The result of CFA points to moderate but still insufficiently high fit indices ($CFI=0.759$; $TLI=0.745$; $RMSEA=0.015$; $SPRMR=0.067$; $GFI=0.815$; $p\left(0.05\right)=0.000$; $X2/df=2.185$). The fit indices are contradicting each other. Although the RMSEA, SPRMR, and X2/df provide a good fit for model 1 but, CFI, TLI, and X2 significantly suggest that model- 1 does not fit well. In order to achieve a good fit, changes were made to model 1 and re-tested. Items (i.e., SG44, AR25, SG28, SG8, AR37, VV31, AR9, SI2, VV23, VV43, SI42) were removed as the modification indices indicated that the error covariance must be included among these test scores and test scores of the other scale [33]. Standardized residual covariance matrix was also examined for re-specification of the model. The items (i.e., AR17, SI26, VV35, VV39, SG16, AR33, SI28) with a value above one was deleted. The nested model is provided in Figure 3.

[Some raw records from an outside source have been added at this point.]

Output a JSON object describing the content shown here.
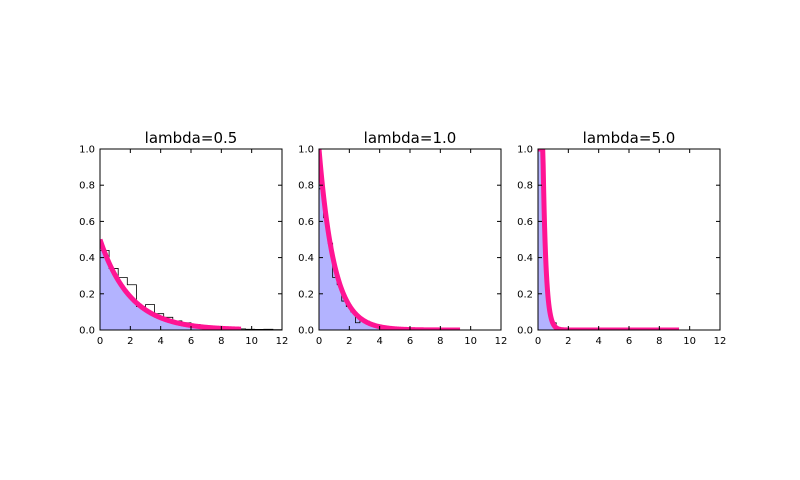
{
  "chart_data": [
    {
      "type": "area",
      "title": "lambda=0.5",
      "lambda": 0.5,
      "xlim": [
        0,
        12
      ],
      "ylim": [
        0,
        1.0
      ],
      "xticks": [
        "0",
        "2",
        "4",
        "6",
        "8",
        "10",
        "12"
      ],
      "yticks": [
        "0.0",
        "0.2",
        "0.4",
        "0.6",
        "0.8",
        "1.0"
      ],
      "curve_x_max": 9.3,
      "histogram": {
        "edges": [
          0.0,
          0.6,
          1.2,
          1.8,
          2.4,
          3.0,
          3.6,
          4.2,
          4.8,
          5.4,
          6.0,
          6.6,
          7.2,
          7.8,
          8.4,
          9.0,
          9.6,
          10.2,
          10.8,
          11.4,
          12.0
        ],
        "values": [
          0.44,
          0.34,
          0.29,
          0.25,
          0.13,
          0.14,
          0.09,
          0.07,
          0.05,
          0.04,
          0.03,
          0.02,
          0.015,
          0.01,
          0.008,
          0.006,
          0.004,
          0.003,
          0.004,
          0.002
        ]
      },
      "colors": {
        "fill": "#b3b3ff",
        "curve": "#ff1493"
      }
    },
    {
      "type": "area",
      "title": "lambda=1.0",
      "lambda": 1.0,
      "xlim": [
        0,
        12
      ],
      "ylim": [
        0,
        1.0
      ],
      "xticks": [
        "0",
        "2",
        "4",
        "6",
        "8",
        "10",
        "12"
      ],
      "yticks": [
        "0.0",
        "0.2",
        "0.4",
        "0.6",
        "0.8",
        "1.0"
      ],
      "curve_x_max": 9.3,
      "histogram": {
        "edges": [
          0.0,
          0.3,
          0.6,
          0.9,
          1.2,
          1.5,
          1.8,
          2.1,
          2.4,
          2.7,
          3.0,
          3.3,
          3.6,
          3.9,
          4.2,
          4.5,
          4.8,
          5.1,
          5.4,
          5.7,
          6.0
        ],
        "values": [
          0.78,
          0.62,
          0.48,
          0.29,
          0.25,
          0.16,
          0.13,
          0.1,
          0.04,
          0.06,
          0.05,
          0.035,
          0.025,
          0.02,
          0.015,
          0.01,
          0.008,
          0.006,
          0.004,
          0.003
        ]
      },
      "colors": {
        "fill": "#b3b3ff",
        "curve": "#ff1493"
      }
    },
    {
      "type": "area",
      "title": "lambda=5.0",
      "lambda": 5.0,
      "xlim": [
        0,
        12
      ],
      "ylim": [
        0,
        1.0
      ],
      "xticks": [
        "0",
        "2",
        "4",
        "6",
        "8",
        "10",
        "12"
      ],
      "yticks": [
        "0.0",
        "0.2",
        "0.4",
        "0.6",
        "0.8",
        "1.0"
      ],
      "curve_x_max": 9.3,
      "histogram": {
        "edges": [
          0.0,
          0.12,
          0.24,
          0.36,
          0.48,
          0.6,
          0.72,
          0.84,
          0.96,
          1.08,
          1.2,
          1.32,
          1.44
        ],
        "values": [
          1.0,
          1.0,
          1.0,
          0.62,
          0.38,
          0.21,
          0.1,
          0.07,
          0.03,
          0.04,
          0.01,
          0.005
        ]
      },
      "colors": {
        "fill": "#b3b3ff",
        "curve": "#ff1493"
      }
    }
  ]
}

This leads to new five factor structure with 28 items and with well model fit ($CFI=0.922$; $TLI=0.927$; $RMSEA=0.026$; $SRMR=0.585$; GFI= $0.911$; $X2=277$; $df=242$; $p=0.60$; $X2/df=2.62$). The several item reduced impact the scoring of ILS but it does not impact the underlying theory of Felder’s Learning style model.

6. Conclusions

This study examined the internal consistency reliability and construct validity of the ILS for the secondary-school students. The internal consistency of the ILS was found appropriate since the Cronbach’s alpha value of all the items was greater than or equal to 0.5, which is the acceptable threshold to ensure the reliability of the instrument; this aligned with the previous studies for assessing learning styles for higher education students. A 16-factor solution was achieved through the Varimax rotational method but then Scree test was used to extract five factors using the oblique rotational method, except for item (AR17) which loaded poorly ($<0.03$). The five-factor model and corresponding 44 items achieved as a result of EFA were analyzed through CFA with randomly split data. The CFA of ILS has not been identified to validate the instrument by any of the research studies. We found that ILS model-1and nested ILS model-2 (Figure 3) also has similar constructs. Since the ILS model was not a sufficient fit ($CFI=0.759$; $TLI=0.74$5; $RMSEA=0.015$; $SPRMR=0.067$; $GFI=0.815$; $p\left(0.05\right)=0.000$; $X2/df=2.185$), the re-specification of model was carried out by removal of items to improve the fit. By various combination various items, a good-fit model was achieved with indices ($CFI=0.922$; $TLI=0.927$; $RMSEA=0.026$; $SRMR=0.585$; $GFI=0.911$; $X2=277$; $df=242$; $p=0.60$; $X2/df=2.62$). The present study suggests that, if ILS is further used for the identification of learning styles of secondary-grade students, it needs to be revised with reduced items as supported by empirical evidence provided by EFA, where several items have cross loadings, do not load well (i.e., $>0.3$) and through CFA. We are planning to further extend this study over a larger sample size; in addition, the revised instrument with a reduced number of items needs to be tested for reliability and construct validity CFA along with EFA. Furthermore, future studies on external validity and the test–retest reliability of ILS for secondary grade are desirable, since the validity and reliability assessed in this study were limited to construct validity and internal consistency reliability.